100.000 Unterschriften, damit endlich Bewegung in die deutsche Politik gegenüber Israel kommt.

Bitte unterzeichnen Sie hier, wenn Sie die Unterschriftenaktion unterstützen wollen.

Aufruf an Geschäfte und ihre Kunden (März 2013)

Wir, die unterzeichnenden Personen, richten an alle Firmen in Deutschland sowie Kunden den Appell, auf den Vertrieb, bzw. den Kauf von Produkten aus israelischen Siedlungen in den Besetzten Gebieten zu verzichten.

Da die israelischen Firmen in bewusst irreführender Weise „Israel“ als Herkunftsland dieser Produkte angeben, umfasst der Boykottaufruf alle mit „Israel“ gekennzeichneten Produkte, die auch in den Siedlungen hergestellt sein könnten. Dazu gehören u.a. die auf der beigefügten Boykott-Liste genannten gängigen Konsum- und Verbrauchsgüter, die von Discountern, Supermärkten, Kaufhäusern, Baumärkten, Biomärkten, Apotheken und diversen Online-Handelsgesellschaften angeboten werden.

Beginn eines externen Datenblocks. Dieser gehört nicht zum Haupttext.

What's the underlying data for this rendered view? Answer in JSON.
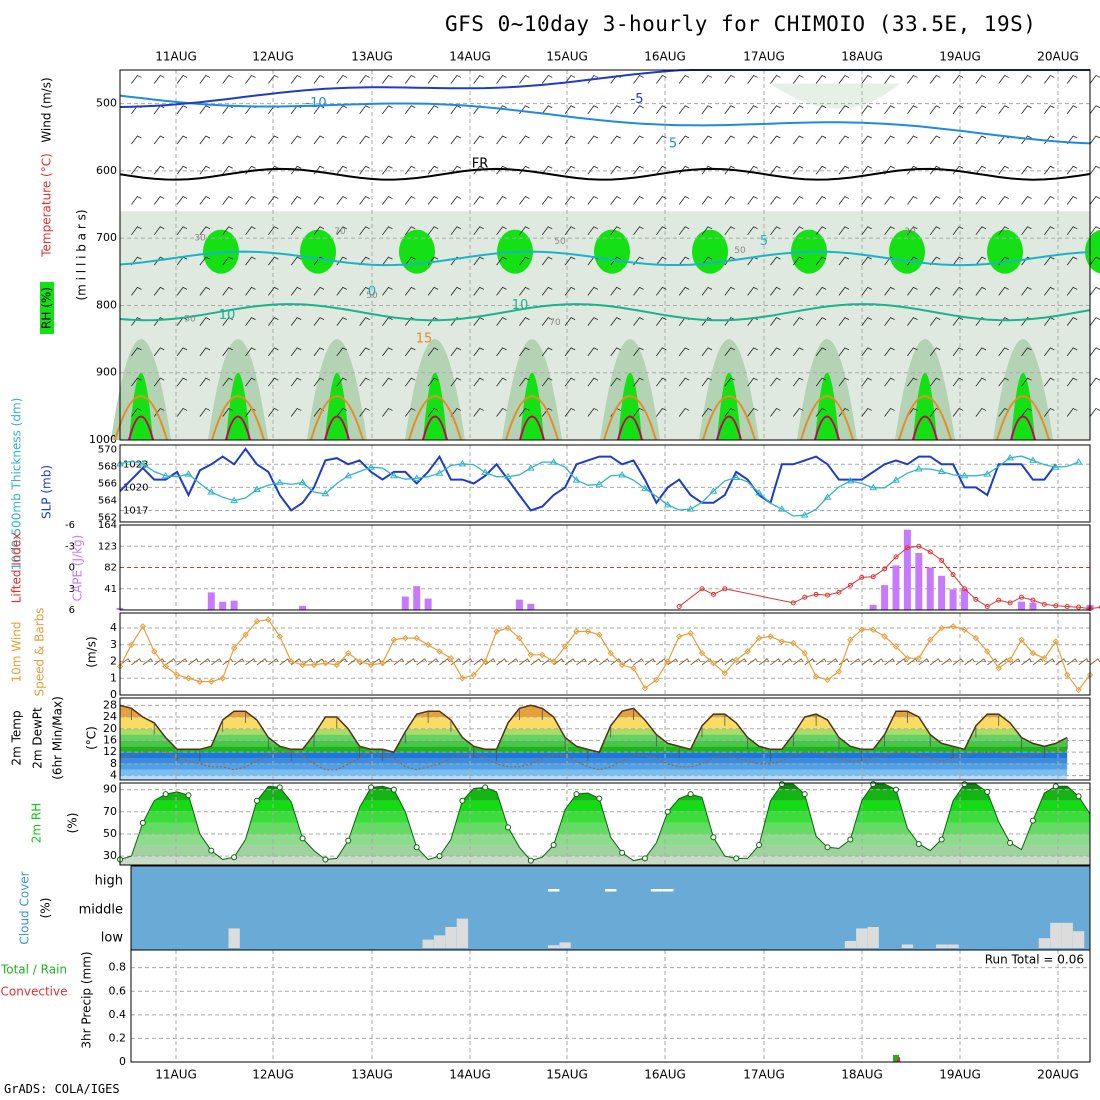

Dieser Appell gilt solange, bis die israelische Regierung die Besatzung und Kolonisierung der 1967 besetzten palästinensischen Gebiete beendet, ihre dortigen völkerrechtswidrigen Siedlungen aufgibt, die Mauer abreißt, die in UN-Resolutionen verankerten Rechte der palästinensischen Flüchtlinge anerkennt und den palästinensischen Bürgern Israels dieselben Rechte wie den jüdischen Bürgern einräumt.

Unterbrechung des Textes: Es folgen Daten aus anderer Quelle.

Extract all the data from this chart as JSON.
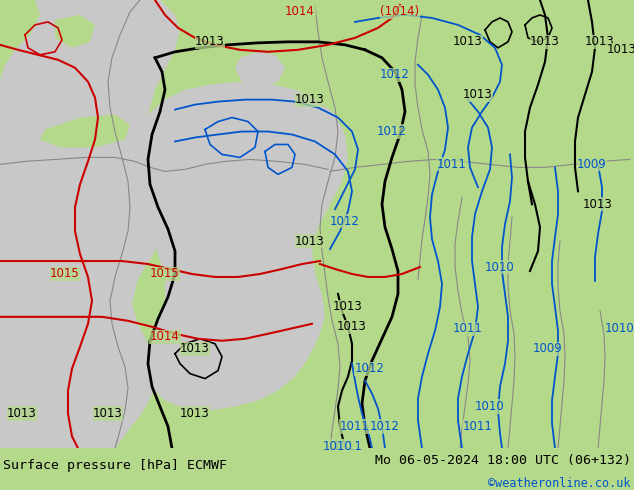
{
  "title_left": "Surface pressure [hPa] ECMWF",
  "title_right": "Mo 06-05-2024 18:00 UTC (06+132)",
  "credit": "©weatheronline.co.uk",
  "bg_color": "#b5d98b",
  "sea_color": "#c8c8c8",
  "bottom_bar_color": "#c8e6a0",
  "black": "#000000",
  "blue": "#0055cc",
  "red": "#cc0000",
  "gray": "#888888",
  "figsize": [
    6.34,
    4.9
  ],
  "dpi": 100
}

Diese Aktion ist Teil der weltweiten gewaltfreien Kampagne für Boykott, Desinvestition und Sanktionen (BDS) gegen Israel mit dem Ziel, ein friedliches Zusammenleben der beiden Völker zu erreichen. Weitere Informationen über beteiligte israelische und deutsche Unternehmen vgl. beigefügte Übersicht und www.bds-kampagne.de. In vielen EU-Staaten und anderen Ländern laufen bereits Boykottaktionen, vgl. u.a. Boykottaufruf von 22 europäischen Nichtregierungsorganisationen (Okt. 2012): Handel gegen den Frieden

Wir sind damit einverstanden, dass dieser von uns unterzeichnete Aufruf den beteiligten Unternehmen zur Kenntnis gebracht und zur Unterstützung einer Petition an parlamentarische Gremien u. Regierungsstellen genutzt wird.

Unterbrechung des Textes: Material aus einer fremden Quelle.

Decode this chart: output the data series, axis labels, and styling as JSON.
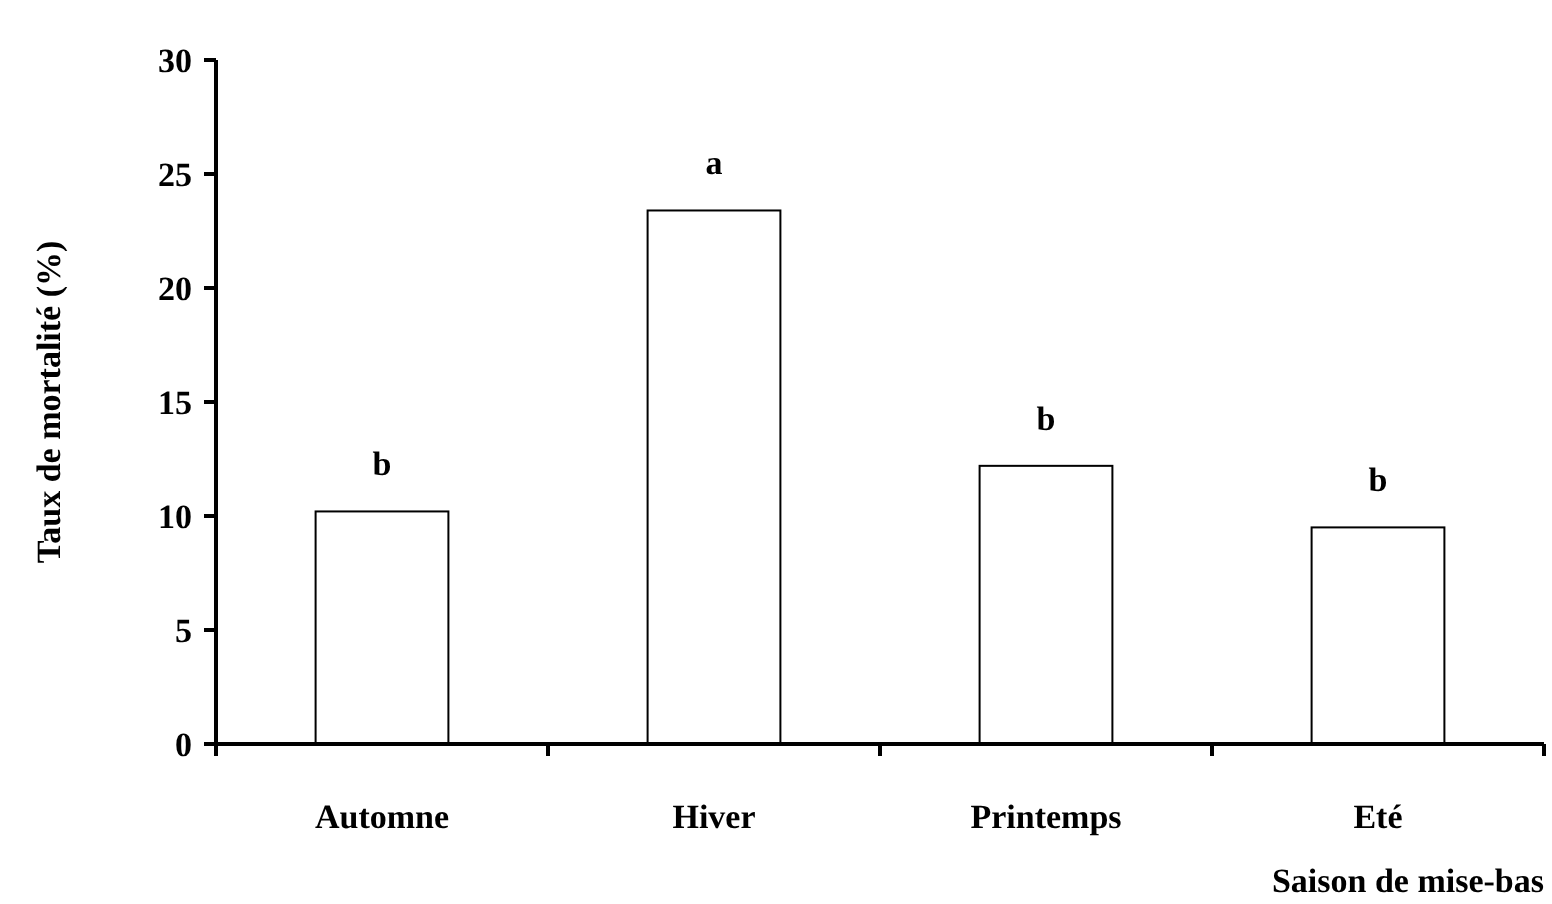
{
  "chart_data": {
    "type": "bar",
    "xlabel": "Saison de mise-bas",
    "ylabel": "Taux de mortalité (%)",
    "categories": [
      "Automne",
      "Hiver",
      "Printemps",
      "Eté"
    ],
    "values": [
      10.2,
      23.4,
      12.2,
      9.5
    ],
    "color": "#ffffff",
    "ylim": [
      0,
      30
    ],
    "yticks": [
      0,
      5,
      10,
      15,
      20,
      25,
      30
    ],
    "grid": false,
    "annotations": [
      {
        "text": "b",
        "x": "Automne",
        "y": 10.2
      },
      {
        "text": "a",
        "x": "Hiver",
        "y": 23.4
      },
      {
        "text": "b",
        "x": "Printemps",
        "y": 12.2
      },
      {
        "text": "b",
        "x": "Eté",
        "y": 9.5
      }
    ]
  }
}
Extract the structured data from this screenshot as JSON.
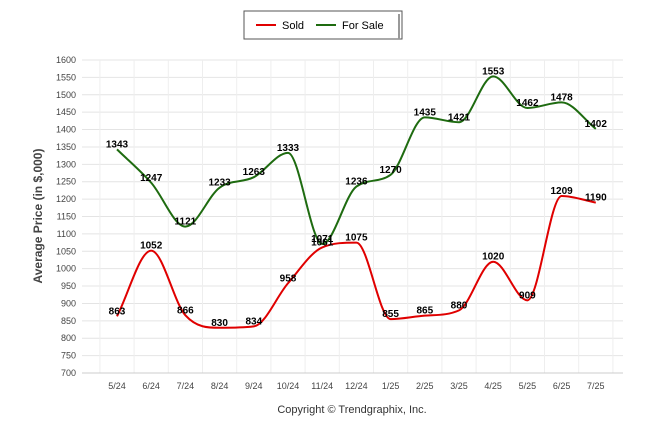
{
  "chart_data": {
    "type": "line",
    "categories": [
      "5/24",
      "6/24",
      "7/24",
      "8/24",
      "9/24",
      "10/24",
      "11/24",
      "12/24",
      "1/25",
      "2/25",
      "3/25",
      "4/25",
      "5/25",
      "6/25",
      "7/25"
    ],
    "series": [
      {
        "name": "Sold",
        "color": "#e00000",
        "values": [
          863,
          1052,
          866,
          830,
          834,
          958,
          1061,
          1075,
          855,
          865,
          880,
          1020,
          909,
          1209,
          1190
        ]
      },
      {
        "name": "For Sale",
        "color": "#1e6b10",
        "values": [
          1343,
          1247,
          1121,
          1233,
          1263,
          1333,
          1071,
          1236,
          1270,
          1435,
          1421,
          1553,
          1462,
          1478,
          1402
        ]
      }
    ],
    "ylabel": "Average Price (in $,000)",
    "ylim": [
      700,
      1600
    ],
    "yticks": [
      "700",
      "750",
      "800",
      "850",
      "900",
      "950",
      "1000",
      "1050",
      "1100",
      "1150",
      "1200",
      "1250",
      "1300",
      "1350",
      "1400",
      "1450",
      "1500",
      "1550",
      "1600"
    ],
    "grid": true,
    "legend_position": "top-center"
  },
  "footer": "Copyright © Trendgraphix, Inc."
}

Bitte senden Sie die Listen mit handschriftlichen Unterschriften an
George Rashmawi, Schützenstr. 4 A, 53773 Hennef (V.i.S.d.P.)

Liebe Leserinnen und Leser,

wenn Sie selbst für die Unterschriftenaktion bei Freunden und Bekannten Unterschriften sammeln wollen, so finden Sie in der Rubrik “Materialen zur Unterschriftenaktion” die Unterschriftenlisten sowie zusätzliche Informationen, die für Ihr Engagement hilfreich sein können. Die Unterschriftenlisten samt Rückseite können Sie gerne herunterladen (pdf-Dateien) und ausdrucken.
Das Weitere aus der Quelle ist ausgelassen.